- Court: United States Court of Appeals for the Ninth Circuit
- Full case name: Edward Hanousek, Jr. v. United States of America
- Argued: May 4, 1998
- Decided: March 19, 1999
- Citations: 176 F.3d 1116; 48 ERC 1303, 99 Cal. Daily Op. Serv. 1987; 1999 Daily Journal D.A.R. 2590

Court membership
- Judges sitting: David R. Thompson, A. Wallace Tashima, Tom Stagg (W.D. La.)

Case opinions
- Majority: Thompson, joined by a unanimous court

Laws applied
- Clean Water Act

= Hanousek v. United States =

Hanousek v. United States, 176 F.3d 1116 (9th Cir. 1999), was a decision by the United States Court of Appeals for the Ninth Circuit, which held that ordinary negligence was the legal standard for criminal negligence under the Clean Water Act.

In 1994, during rock removal operations, a backhoe operator accidentally struck a petroleum pipeline near the railroad tracks. The operator's mistake caused the pipeline to rupture and spill between 1,000 and 5,000 USgal of heating oil into the Skagway River. Despite not being present at the scene during operations White Pass and Yukon Route Roadmaster Edward Hanousek, Jr. and President Paul Taylor were both held responsible for the spill and convicted.

The Supreme Court of the United States denied review of the Ninth Circuit's decision, provoking a dissent from two justices.

==Background of the case==
Hanousek was employed by the Pacific & Arctic Railway and Navigation Company as roadmaster of the White Pass and Yukon Railroad, which runs between Skagway, Alaska, and Whitehorse, Yukon Territory, Canada. As roadmaster, Hanousek was responsible under his contract "for every detail of the safe and efficient maintenance and construction of track, structures, and marine facilities of the entire railroad…and [was to] assume similar duties with special projects."

One of the special projects under Hanousek's supervision was a rock-quarrying project at a site alongside the railroad referred to as "6-mile," located on an embankment 200 ft above the Skagway River. The project was designed to realign a sharp curve in the railroad and to obtain armor rock for a ship dock in Skagway. The project involved blasting rock out-croppings alongside the railroad, working the fractured rock toward railroad cars, and loading the rock onto railroad cars with a backhoe. Pacific & Arctic hired Hunz & Hunz, a contracting company, to provide the equipment and labor for the project.

At 6-mile, a high-pressure petroleum products pipeline owned by Pacific & Arctic's sister company, Pacific & Arctic Pipeline, Inc., runs parallel to the railroad at or above ground level, within a few feet of the tracks. To protect the pipeline during the project, a work platform of sand and gravel was constructed, a platform on which the backhoe operated to load rocks over the pipeline and into railroad cars. The location of the work platform changed as the location of the work progressed along the railroad tracks. In addition, when work initially began in April, 1994, Hunz & Hunz covered an approximately 300 ft section of the pipeline with railroad ties, sand, and ballast material to protect the pipeline, as was customary.
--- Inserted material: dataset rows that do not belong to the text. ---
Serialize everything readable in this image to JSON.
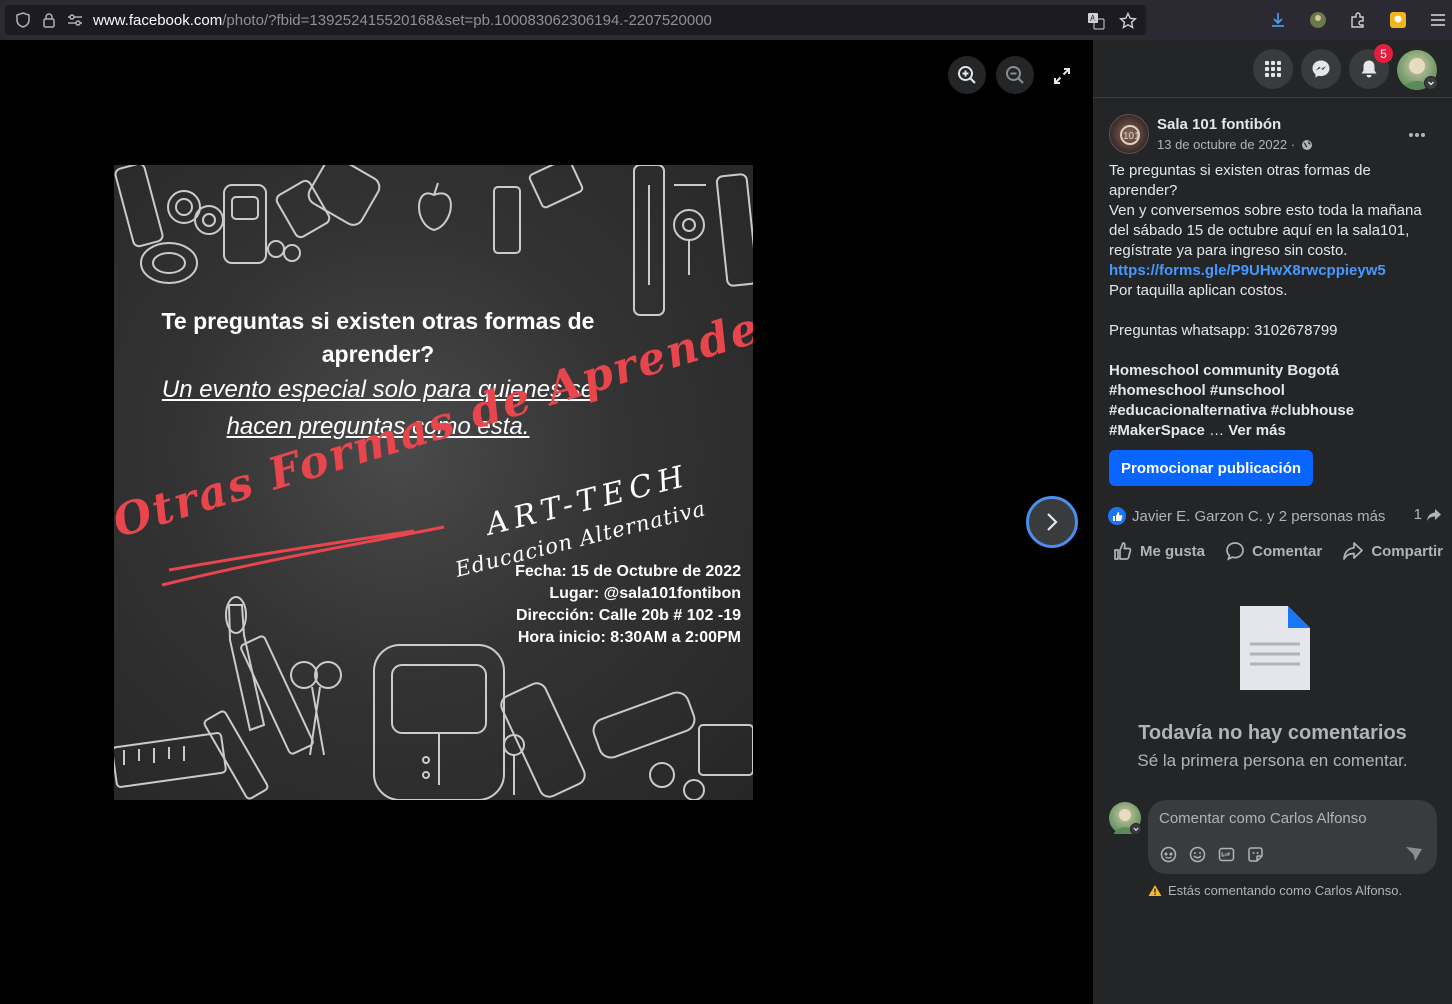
{
  "browser": {
    "url_domain": "www.facebook.com",
    "url_path": "/photo/?fbid=139252415520168&set=pb.100083062306194.-2207520000"
  },
  "poster": {
    "question": "Te preguntas si existen otras formas de aprender?",
    "subtitle": "Un evento especial solo para quienes se hacen preguntas como esta.",
    "script_title": "Otras Formas de Aprender",
    "brand": "ART-TECH",
    "brand_sub": "Educacion Alternativa",
    "info": [
      "Fecha: 15 de Octubre de 2022",
      "Lugar: @sala101fontibon",
      "Dirección: Calle 20b # 102 -19",
      "Hora inicio: 8:30AM a 2:00PM"
    ]
  },
  "header": {
    "notification_count": "5"
  },
  "post": {
    "page_name": "Sala 101 fontibón",
    "date": "13 de octubre de 2022 ·",
    "text_1": "Te preguntas si existen otras formas de aprender?",
    "text_2": "Ven y conversemos sobre esto toda la mañana del sábado 15 de octubre aquí en la sala101, regístrate ya para ingreso sin costo. ",
    "link": "https://forms.gle/P9UHwX8rwcppieyw5",
    "text_3": "Por taquilla aplican costos.",
    "text_4": "Preguntas whatsapp: 3102678799",
    "hashtags": "Homeschool community Bogotá #homeschool #unschool #educacionalternativa #clubhouse #MakerSpace",
    "ellipsis": " … ",
    "see_more": "Ver más",
    "promote_label": "Promocionar publicación"
  },
  "reactions": {
    "summary": "Javier E. Garzon C. y 2 personas más",
    "shares": "1"
  },
  "actions": {
    "like": "Me gusta",
    "comment": "Comentar",
    "share": "Compartir"
  },
  "comments": {
    "empty_title": "Todavía no hay comentarios",
    "empty_sub": "Sé la primera persona en comentar.",
    "input_placeholder": "Comentar como Carlos Alfonso",
    "notice": "Estás comentando como Carlos Alfonso."
  }
}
After Hanousek took over responsibility for the project in May, 1994, no further sections of the pipeline along the 1000 ft worksite were protected, with the exception of the movable backhoe work platform. On the evening of October 1, 1994, Shane Thoe, a Hunz & Hunz backhoe operator, used the backhoe on the work platform to load a train with rocks. After the train departed, Thoe noticed that some fallen rocks had caught the plow of the train as it departed and were located just off the tracks in the vicinity of the unprotected pipeline. At this location, the site had been graded to finish grade and the pipeline was covered with just a few inches of soil. Thoe moved the backhoe off the work platform and drove it down alongside the tracks between 50 and 100 yd from the work platform. While using the back-hoe bucket to sweep the rocks from the tracks, Thoe struck the pipeline causing a rupture. The pipeline was carrying heating oil, and an estimated 1,000 to 5,000 USgal of oil were discharged over the course of many days into the adjacent Skagway River.

==Prosecution and Court of Appeals decision==
Following a United States Coast Guard investigation, Hanousek was charged with one count of negligently discharging a harmful quantity of oil into a navigable water of the United States, in violation of the Clean Water Act. Hanousek and Pacific & Arctic President Paul Taylor were also charged with providing false information to the officials who investigated the accident.

Hanousek was convicted of negligently discharging a harmful quantity of oil into a navigable water, but was acquitted on providing false information. The district court imposed a sentence of six months of imprisonment, six months in a halfway house and six months of supervised release, as well as a fine of $5,000.

In a three judge unanimous opinion written by Judge David R. Thompson the U.S. 9th Circuit Court of Appeals upheld Hanousek's conviction.

==Subsequent proceedings==
The Supreme Court of the United States denied Hanousek's petition for a writ of certiorari. Justice Clarence Thomas, joined by Justice Sandra Day O'Connor, dissented from the Court's order.